Oxycontin Abuse Withdrawal
Oxycontin abuse withdrawal symptoms can be problematic when abuse of this medication has led to addiction. Once a patient has become dependent on the drug, trying to stop usage leads to withdrawal symptoms. In recent years, abuse of this drug has become rampant among teenagers, among whom it is commonly referred to as “hillbilly heroin”.
Oxycontin abuse withdrawal symptoms can be just as severe as those for heroin abuse and other serious drugs. Normally, symptoms of withdrawal can begin six hours after the patient stops taking the drugs. These symptoms may be experienced for a week or so. However, this may vary from one individual to another, depending on the degree of abuse and other factors such as health, weight and length of addiction.
Some of the Oxycontin abuse withdrawal symptoms that are likely to be experienced include fatigue and general body weakness, chills, hot or cold sweats, pains in the joints or muscles, nausea and vomiting, diarrhea, stomach cramps, uncontrollable coughing, increased heart rate, shallow breathing, involuntary leg movement, dry mouth and watery eyes. These physical symptoms may not all occur, but many patients will experience most of them.
Apart from the physical symptoms of oxycontin abuse and withdrawal, a number of mental or psychological symptoms may arise, including restlessness, confusion, insomnia, anxiety and depression.
An abuser will go through the symptoms whether they stop taking the drug voluntarily or involuntarily. Even people who are not real abusers may experience some symptoms if they stop taking the drug abruptly.
The Oxycontin abuse withdrawal symptoms can be treated to offer the patient some relief. A doctor may prescribe medication for the most severe symptoms. The medicine will obviously be free of oxycodone or any other opiate components. This treatment is commonly administered in rehabilitation centers when an abuser is admitted for treatment.
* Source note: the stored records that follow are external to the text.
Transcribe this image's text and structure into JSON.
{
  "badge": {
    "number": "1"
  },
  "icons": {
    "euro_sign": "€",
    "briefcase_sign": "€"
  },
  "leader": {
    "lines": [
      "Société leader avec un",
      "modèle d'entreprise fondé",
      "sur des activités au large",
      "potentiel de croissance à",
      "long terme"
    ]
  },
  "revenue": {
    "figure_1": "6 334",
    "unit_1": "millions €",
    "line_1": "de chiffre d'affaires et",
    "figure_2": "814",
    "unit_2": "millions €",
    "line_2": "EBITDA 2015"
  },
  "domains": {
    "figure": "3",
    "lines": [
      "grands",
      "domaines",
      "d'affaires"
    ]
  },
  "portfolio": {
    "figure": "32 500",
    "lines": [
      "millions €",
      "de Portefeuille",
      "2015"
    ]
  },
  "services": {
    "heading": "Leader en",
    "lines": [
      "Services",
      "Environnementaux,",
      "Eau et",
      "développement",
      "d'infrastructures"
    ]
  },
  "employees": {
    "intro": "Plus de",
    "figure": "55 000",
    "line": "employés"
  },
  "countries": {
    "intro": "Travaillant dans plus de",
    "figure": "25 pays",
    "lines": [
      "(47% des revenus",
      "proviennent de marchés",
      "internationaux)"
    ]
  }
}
Other opiate substitutes can be used to treat the Oxycontin abuse withdrawal symptoms; these are Suboxone and methadone. These substitutes have the same effects as the Oxycontin. However, they can enable a patient to live a normal life and maintain their regular schedules. These drugs normally do not produce withdrawal effects as severe as those associated with Oxycontin withdrawal, especially if one quits the drugs gradually.
Normally, Oxycontin addiction is treated in rehab centers. The first stage of treatment is detoxification, in which the drug is completely flushed out of a person’s body. This can be done naturally simply by stopping use of the drug. However, for the treatment of severe addiction, medication may be necessary. During this stage, the patient will experience Oxycontin abuse withdrawal symptoms. However, they will get the help that they need to get through this.
After the physical dependence is treated, the patient’s mental dependence on the drug is addressed. Addicts often feel that they need the drug and cannot do without it. Trying to stop using it may bring about anxiety and confusion. If the abuser has been using the drug as a way of dealing with stress, they may be forced to face their problems and depression may temporarily result.